Central High School, formally Lowndes County Training School, was founded in 1913 in the heart of Alabama's Black Belt in the center of Lowndes County.  There arose in the minds of some of our energetic leaders, the necessity for a better school for  African-American boys and girls.  The school was formed from a consolidation of three grammar schools:  The Charity Industrial School, Gordonville Grammar School and Mosses School.  The original board of trustees consisted of Mr. Bob Chisolm, Mr. Will Carner, Mr. John Paige, Mr. Robert McCord, and Mr. John Pugh.   

 

This group of concerned and energetic men went to the late Judge J.C. Woods and Superintendent H.K. Williamson for approval.  Their plan to build a school providing more than the primary grades was readily accepted.  Mr. and Mrs. Robert McCord consented to sell the board seven acres of land, presently the site of Central Elementary School.

 

It was an interesting story how the materials were secured.  All of the people of the community were very cooperative.  Men made long trips in wagons to Letohatchee for the materials.  A portion of the funds for the materials was raised in the local community and the state matched this fund two to one.  From these materials was constructed a two story frame building.  This building contained five rooms for instruction.  Mrs. Mary F. Edwards served as first principal, and then came Mr. S.T. Wilson as principal.  Under his administration the vocational department and teacher living quarters were added to the school.  Upon the resignation of Mr. Wilson, Mr. C.P. Everett, the vocational agriculture teacher, was promoted to principal.  During his administration the vocational building was renovated.  The teacher living quarters was destroyed by fire and rebuilt the following year.  Because of failing health, Mr. Everette offered his resignation in 1937.  His unexpired term was carried out by Mr. L. R. Gesham.

 

In 1938, Mr. Wayman R. F. Grant became principal.  During his administration, through the N.Y.A., an elementary building was erected.  After Mr. Grant was called into the armed service, Mr. James Jenkins was appointed principal.  He carried out the unfinished term and an additional year.  During his administration the vocational building was destroyed by fire.

 

In 1944, Dr.  R.R. Pierce became principal.  Seeing the need for renovating or replacing the administration building, Mr.

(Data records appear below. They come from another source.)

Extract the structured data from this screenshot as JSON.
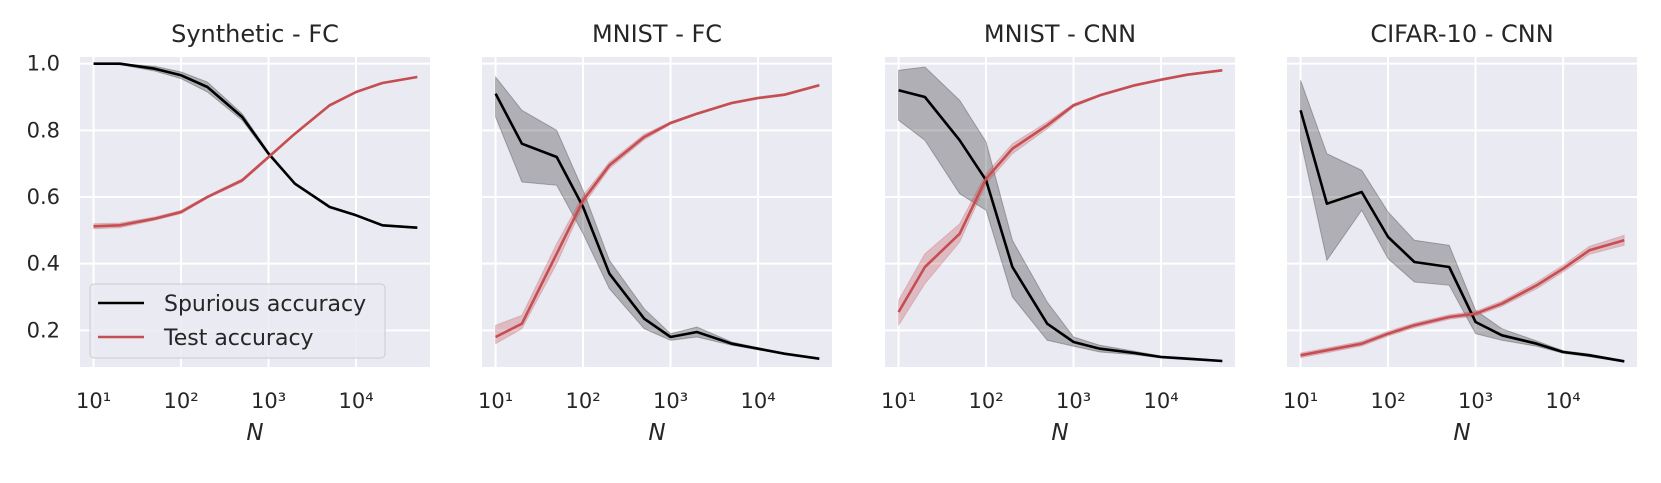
{
  "figure": {
    "legend": [
      {
        "label": "Spurious accuracy",
        "color": "#000000"
      },
      {
        "label": "Test accuracy",
        "color": "#c44e52"
      }
    ],
    "legend_placement": "lower-left of first panel"
  },
  "chart_data": [
    {
      "type": "line",
      "title": "Synthetic - FC",
      "xlabel": "N",
      "x_scale": "log",
      "xlim": [
        7,
        70000
      ],
      "ylim": [
        0.09,
        1.02
      ],
      "x_ticks": [
        {
          "value": 10,
          "label": "10¹"
        },
        {
          "value": 100,
          "label": "10²"
        },
        {
          "value": 1000,
          "label": "10³"
        },
        {
          "value": 10000,
          "label": "10⁴"
        }
      ],
      "y_ticks": [
        {
          "value": 0.2,
          "label": "0.2"
        },
        {
          "value": 0.4,
          "label": "0.4"
        },
        {
          "value": 0.6,
          "label": "0.6"
        },
        {
          "value": 0.8,
          "label": "0.8"
        },
        {
          "value": 1.0,
          "label": "1.0"
        }
      ],
      "show_y_tick_labels": true,
      "grid": true,
      "x": [
        10,
        20,
        50,
        100,
        200,
        500,
        1000,
        2000,
        5000,
        10000,
        20000,
        50000
      ],
      "series": [
        {
          "name": "Spurious accuracy",
          "color": "#000000",
          "values": [
            1.0,
            1.0,
            0.985,
            0.965,
            0.93,
            0.84,
            0.73,
            0.64,
            0.57,
            0.545,
            0.515,
            0.508
          ],
          "lower": [
            1.0,
            0.997,
            0.978,
            0.955,
            0.915,
            0.83,
            0.725,
            0.637,
            0.568,
            0.543,
            0.513,
            0.506
          ],
          "upper": [
            1.0,
            1.0,
            0.992,
            0.975,
            0.945,
            0.85,
            0.735,
            0.643,
            0.572,
            0.547,
            0.517,
            0.51
          ]
        },
        {
          "name": "Test accuracy",
          "color": "#c44e52",
          "values": [
            0.512,
            0.515,
            0.535,
            0.555,
            0.6,
            0.65,
            0.72,
            0.79,
            0.875,
            0.915,
            0.942,
            0.96
          ],
          "lower": [
            0.505,
            0.508,
            0.53,
            0.55,
            0.596,
            0.645,
            0.716,
            0.787,
            0.872,
            0.913,
            0.94,
            0.958
          ],
          "upper": [
            0.52,
            0.522,
            0.54,
            0.56,
            0.604,
            0.655,
            0.724,
            0.793,
            0.878,
            0.917,
            0.944,
            0.962
          ]
        }
      ]
    },
    {
      "type": "line",
      "title": "MNIST - FC",
      "xlabel": "N",
      "x_scale": "log",
      "xlim": [
        7,
        70000
      ],
      "ylim": [
        0.09,
        1.02
      ],
      "x_ticks": [
        {
          "value": 10,
          "label": "10¹"
        },
        {
          "value": 100,
          "label": "10²"
        },
        {
          "value": 1000,
          "label": "10³"
        },
        {
          "value": 10000,
          "label": "10⁴"
        }
      ],
      "y_ticks": [
        {
          "value": 0.2,
          "label": "0.2"
        },
        {
          "value": 0.4,
          "label": "0.4"
        },
        {
          "value": 0.6,
          "label": "0.6"
        },
        {
          "value": 0.8,
          "label": "0.8"
        },
        {
          "value": 1.0,
          "label": "1.0"
        }
      ],
      "show_y_tick_labels": false,
      "grid": true,
      "x": [
        10,
        20,
        50,
        100,
        200,
        500,
        1000,
        2000,
        5000,
        10000,
        20000,
        50000
      ],
      "series": [
        {
          "name": "Spurious accuracy",
          "color": "#000000",
          "values": [
            0.91,
            0.76,
            0.72,
            0.57,
            0.37,
            0.235,
            0.18,
            0.195,
            0.16,
            0.145,
            0.13,
            0.115
          ],
          "lower": [
            0.84,
            0.645,
            0.635,
            0.49,
            0.325,
            0.205,
            0.17,
            0.18,
            0.155,
            0.142,
            0.128,
            0.113
          ],
          "upper": [
            0.96,
            0.86,
            0.8,
            0.62,
            0.41,
            0.265,
            0.19,
            0.21,
            0.165,
            0.148,
            0.132,
            0.117
          ]
        },
        {
          "name": "Test accuracy",
          "color": "#c44e52",
          "values": [
            0.18,
            0.22,
            0.43,
            0.59,
            0.695,
            0.78,
            0.822,
            0.85,
            0.882,
            0.897,
            0.907,
            0.935
          ],
          "lower": [
            0.16,
            0.205,
            0.4,
            0.575,
            0.685,
            0.772,
            0.818,
            0.847,
            0.879,
            0.894,
            0.904,
            0.932
          ],
          "upper": [
            0.215,
            0.245,
            0.46,
            0.605,
            0.705,
            0.788,
            0.826,
            0.853,
            0.885,
            0.9,
            0.91,
            0.938
          ]
        }
      ]
    },
    {
      "type": "line",
      "title": "MNIST - CNN",
      "xlabel": "N",
      "x_scale": "log",
      "xlim": [
        7,
        70000
      ],
      "ylim": [
        0.09,
        1.02
      ],
      "x_ticks": [
        {
          "value": 10,
          "label": "10¹"
        },
        {
          "value": 100,
          "label": "10²"
        },
        {
          "value": 1000,
          "label": "10³"
        },
        {
          "value": 10000,
          "label": "10⁴"
        }
      ],
      "y_ticks": [
        {
          "value": 0.2,
          "label": "0.2"
        },
        {
          "value": 0.4,
          "label": "0.4"
        },
        {
          "value": 0.6,
          "label": "0.6"
        },
        {
          "value": 0.8,
          "label": "0.8"
        },
        {
          "value": 1.0,
          "label": "1.0"
        }
      ],
      "show_y_tick_labels": false,
      "grid": true,
      "x": [
        10,
        20,
        50,
        100,
        200,
        500,
        1000,
        2000,
        5000,
        10000,
        20000,
        50000
      ],
      "series": [
        {
          "name": "Spurious accuracy",
          "color": "#000000",
          "values": [
            0.92,
            0.9,
            0.77,
            0.65,
            0.39,
            0.22,
            0.165,
            0.145,
            0.132,
            0.12,
            0.115,
            0.108
          ],
          "lower": [
            0.83,
            0.77,
            0.61,
            0.56,
            0.3,
            0.17,
            0.152,
            0.135,
            0.127,
            0.117,
            0.112,
            0.106
          ],
          "upper": [
            0.98,
            0.99,
            0.89,
            0.765,
            0.47,
            0.285,
            0.18,
            0.155,
            0.137,
            0.123,
            0.118,
            0.11
          ]
        },
        {
          "name": "Test accuracy",
          "color": "#c44e52",
          "values": [
            0.255,
            0.39,
            0.49,
            0.655,
            0.745,
            0.815,
            0.875,
            0.905,
            0.935,
            0.952,
            0.967,
            0.98
          ],
          "lower": [
            0.215,
            0.34,
            0.465,
            0.64,
            0.73,
            0.805,
            0.87,
            0.902,
            0.932,
            0.95,
            0.965,
            0.978
          ],
          "upper": [
            0.29,
            0.43,
            0.52,
            0.67,
            0.76,
            0.825,
            0.88,
            0.908,
            0.938,
            0.954,
            0.969,
            0.982
          ]
        }
      ]
    },
    {
      "type": "line",
      "title": "CIFAR-10 - CNN",
      "xlabel": "N",
      "x_scale": "log",
      "xlim": [
        7,
        70000
      ],
      "ylim": [
        0.09,
        1.02
      ],
      "x_ticks": [
        {
          "value": 10,
          "label": "10¹"
        },
        {
          "value": 100,
          "label": "10²"
        },
        {
          "value": 1000,
          "label": "10³"
        },
        {
          "value": 10000,
          "label": "10⁴"
        }
      ],
      "y_ticks": [
        {
          "value": 0.2,
          "label": "0.2"
        },
        {
          "value": 0.4,
          "label": "0.4"
        },
        {
          "value": 0.6,
          "label": "0.6"
        },
        {
          "value": 0.8,
          "label": "0.8"
        },
        {
          "value": 1.0,
          "label": "1.0"
        }
      ],
      "show_y_tick_labels": false,
      "grid": true,
      "x": [
        10,
        20,
        50,
        100,
        200,
        500,
        1000,
        2000,
        5000,
        10000,
        20000,
        50000
      ],
      "series": [
        {
          "name": "Spurious accuracy",
          "color": "#000000",
          "values": [
            0.86,
            0.58,
            0.615,
            0.48,
            0.405,
            0.39,
            0.225,
            0.185,
            0.16,
            0.135,
            0.125,
            0.107
          ],
          "lower": [
            0.77,
            0.41,
            0.56,
            0.415,
            0.345,
            0.335,
            0.19,
            0.17,
            0.152,
            0.131,
            0.121,
            0.105
          ],
          "upper": [
            0.95,
            0.73,
            0.68,
            0.555,
            0.47,
            0.455,
            0.26,
            0.205,
            0.168,
            0.139,
            0.129,
            0.109
          ]
        },
        {
          "name": "Test accuracy",
          "color": "#c44e52",
          "values": [
            0.125,
            0.14,
            0.16,
            0.19,
            0.215,
            0.24,
            0.25,
            0.28,
            0.335,
            0.385,
            0.44,
            0.47
          ],
          "lower": [
            0.118,
            0.133,
            0.153,
            0.183,
            0.208,
            0.233,
            0.243,
            0.272,
            0.325,
            0.375,
            0.428,
            0.455
          ],
          "upper": [
            0.132,
            0.147,
            0.167,
            0.197,
            0.222,
            0.247,
            0.257,
            0.288,
            0.345,
            0.395,
            0.452,
            0.485
          ]
        }
      ]
    }
  ]
}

Pierce launched a drive to assist in rebuilding the Agriculture building and to replace the administration building which was condemned.  Before the drive was completed, fire destroyed the administration building. 

 

Under Dr. Pierce’s administration forty acres of land was purchased.  On this site, an athletic building and an athletic field was constructed.   A new annex was added in 1963, which housed the science department, home economics department, and two general classrooms.  This was constructed at an approximate cost of $75,000.  In 1963, the school served twenty or more communities.

 

Later, a complete new high school plant was under construction at a cost of well over a half million dollars.  This structure was used for grades seven through twelve, including courses in agriculture, home economics, commerce,   reading laboratory, and a complete science laboratory.